Alzheimer’s disease may originate in the brain’s white matter

Changes in the brain’s white matter may play a major role in the onset of Alzheimer’s disease, whose baffling origin has traditionally been blamed on the gray matter. The new findings could provide a fresh direction for Alzheimer’s research in this neglected part of the brain, offering the potential for early diagnosis and enhanced therapies.

The results are reported in the Sept. 17 print edition of Biochemistry, a peer-reviewed journal of the American Chemical Society, the world’s largest scientific society.

“Alzheimer’s disease is conventionally considered a disease of the brain gray matter because its most prominent consequence is severe memory loss,” says Alex Roher, M.D., Ph.D., director of the Sun Health Research Institute in Sun City, Ariz., and lead author of the paper. The overwhelming majority of Alzheimer’s research has focused on gray matter, despite the fact that white matter makes up about 50 percent of total brain tissue and is substantially altered during Alzheimer’s progression, Roher says.

The prevailing theory has been that changes in the white matter are simply effects of the initial gray matter alterations, but Roher’s research suggests the opposite may be the case: white matter changes could come first.

In the brain, a layer of gray tissue surrounds a whitish core, like the peel of an orange around its juicy interior. The gray exterior consists of neurons and their associated neurites — short protrusions that communicate with neighboring neurons. This gray matter essentially acts as the brain’s central processor.

Neurons send messages through the brain and to the central nervous system by transmitting electrical signals over long appendages called axons. Axons are covered with an insulating fatty sheath, known as myelin, which speeds up the transmission of the signals. Myelin is the major component of white matter.

“Ours is the first study to present a detailed biochemical analysis of white matter tissue of Alzheimer’s disease patients,” Roher says. The researchers studied brain tissue from two groups of people: those with autopsy-diagnosed Alzheimer’s disease, and those who died from other causes with no associated dementia.

The study revealed that the total amounts of protein, lipids and cholesterol were significantly reduced in the myelin of Alzheimer’s patients in comparison to the control group. This erosion of the myelin sheath is referred to as demyelination. “These profound white matter alterations undoubtedly contribute to the origin and development of Alzheimer’s disease, and might possibly be the initiating step,” Roher says. There are multiple reasons for arriving at this conclusion, according to Roher, but two in particular stand out.

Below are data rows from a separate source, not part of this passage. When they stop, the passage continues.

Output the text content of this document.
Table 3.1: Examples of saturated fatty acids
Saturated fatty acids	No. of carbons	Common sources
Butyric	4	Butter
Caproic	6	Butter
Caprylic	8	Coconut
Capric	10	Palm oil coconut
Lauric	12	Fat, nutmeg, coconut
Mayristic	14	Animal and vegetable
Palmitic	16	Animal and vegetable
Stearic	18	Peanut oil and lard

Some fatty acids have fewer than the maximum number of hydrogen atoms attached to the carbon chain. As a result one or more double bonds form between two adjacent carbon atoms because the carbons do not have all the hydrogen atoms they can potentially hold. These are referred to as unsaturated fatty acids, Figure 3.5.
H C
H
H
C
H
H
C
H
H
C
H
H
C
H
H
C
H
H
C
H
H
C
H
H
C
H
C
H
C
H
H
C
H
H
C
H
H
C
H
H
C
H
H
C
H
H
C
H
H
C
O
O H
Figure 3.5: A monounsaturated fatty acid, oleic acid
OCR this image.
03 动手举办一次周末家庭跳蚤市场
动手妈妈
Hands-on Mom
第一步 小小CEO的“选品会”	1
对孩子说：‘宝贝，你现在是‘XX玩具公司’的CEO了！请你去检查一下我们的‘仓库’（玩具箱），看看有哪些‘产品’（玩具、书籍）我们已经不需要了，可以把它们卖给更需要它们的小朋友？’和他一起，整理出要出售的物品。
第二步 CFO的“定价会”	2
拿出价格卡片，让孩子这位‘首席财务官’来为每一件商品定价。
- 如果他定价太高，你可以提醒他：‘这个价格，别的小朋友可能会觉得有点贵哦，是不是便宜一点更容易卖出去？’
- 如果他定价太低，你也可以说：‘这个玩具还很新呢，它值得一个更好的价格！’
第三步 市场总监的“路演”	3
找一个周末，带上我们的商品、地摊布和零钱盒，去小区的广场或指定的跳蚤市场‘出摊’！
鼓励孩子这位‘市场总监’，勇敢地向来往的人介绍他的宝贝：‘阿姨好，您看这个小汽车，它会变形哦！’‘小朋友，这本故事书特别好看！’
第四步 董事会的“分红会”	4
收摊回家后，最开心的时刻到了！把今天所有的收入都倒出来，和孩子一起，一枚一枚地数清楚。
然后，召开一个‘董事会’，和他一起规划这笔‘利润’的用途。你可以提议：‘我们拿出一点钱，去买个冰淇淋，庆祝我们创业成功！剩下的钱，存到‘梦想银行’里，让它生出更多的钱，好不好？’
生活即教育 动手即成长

First, previous studies have demonstrated that patients with pre-clinical Alzheimer’s disease show deterioration in the white matter before the gray matter. Second, the current study suggests that white matter degeneration might be caused by a disease of the oligodendrocytes, whose main job is to produce the myelin sheath. A defective myelin coating could leave the axons unprotected, resulting in serious disturbances in nerve conduction and damage to brain functions, Roher says.

Because neurons in the gray matter are vital to cognitive activity, scientists have generally assumed that Alzheimer’s disease — with its memory loss and other cognitive debilitations — must begin in the gray matter. But Roher says the white matter is just as critical to cognitive function. White matter axons play a major role in controlling mental activities like emotion, and all mental functions are fully expressed only when the axons are transmitting properly.

An analogy can be drawn from the recent energy crisis in California, Roher says. One of the many issues facing Californians was a short supply of power — attributable, in part, to an unusually cold winter and a dry summer at hydroelectric dams. A suggested solution was to increase the output of coal-fired plants. But the state’s infrastructure — power lines, transfer stations, etc. — would be unable to carry the extra power, thus negating any potential benefits. So it is with the brain’s transmission infrastructure: the white matter.

The researchers found two other interesting relationships. Women tended to have more alterations in their white matter than men, a finding consistent with the general predominance of Alzheimer’s cases in women. An increased level of apolipoprotein E, which has been associated with higher risk of Alzheimer’s, also showed a correlation with greater demyelination.

Roher says he hopes that Alzheimer’s researchers will expand their area of interest to include white matter: “Only if the full extent of Alzheimer’s disease pathology is known will present attempts to intervene in the progression of the disease have any reasonable chance of success.”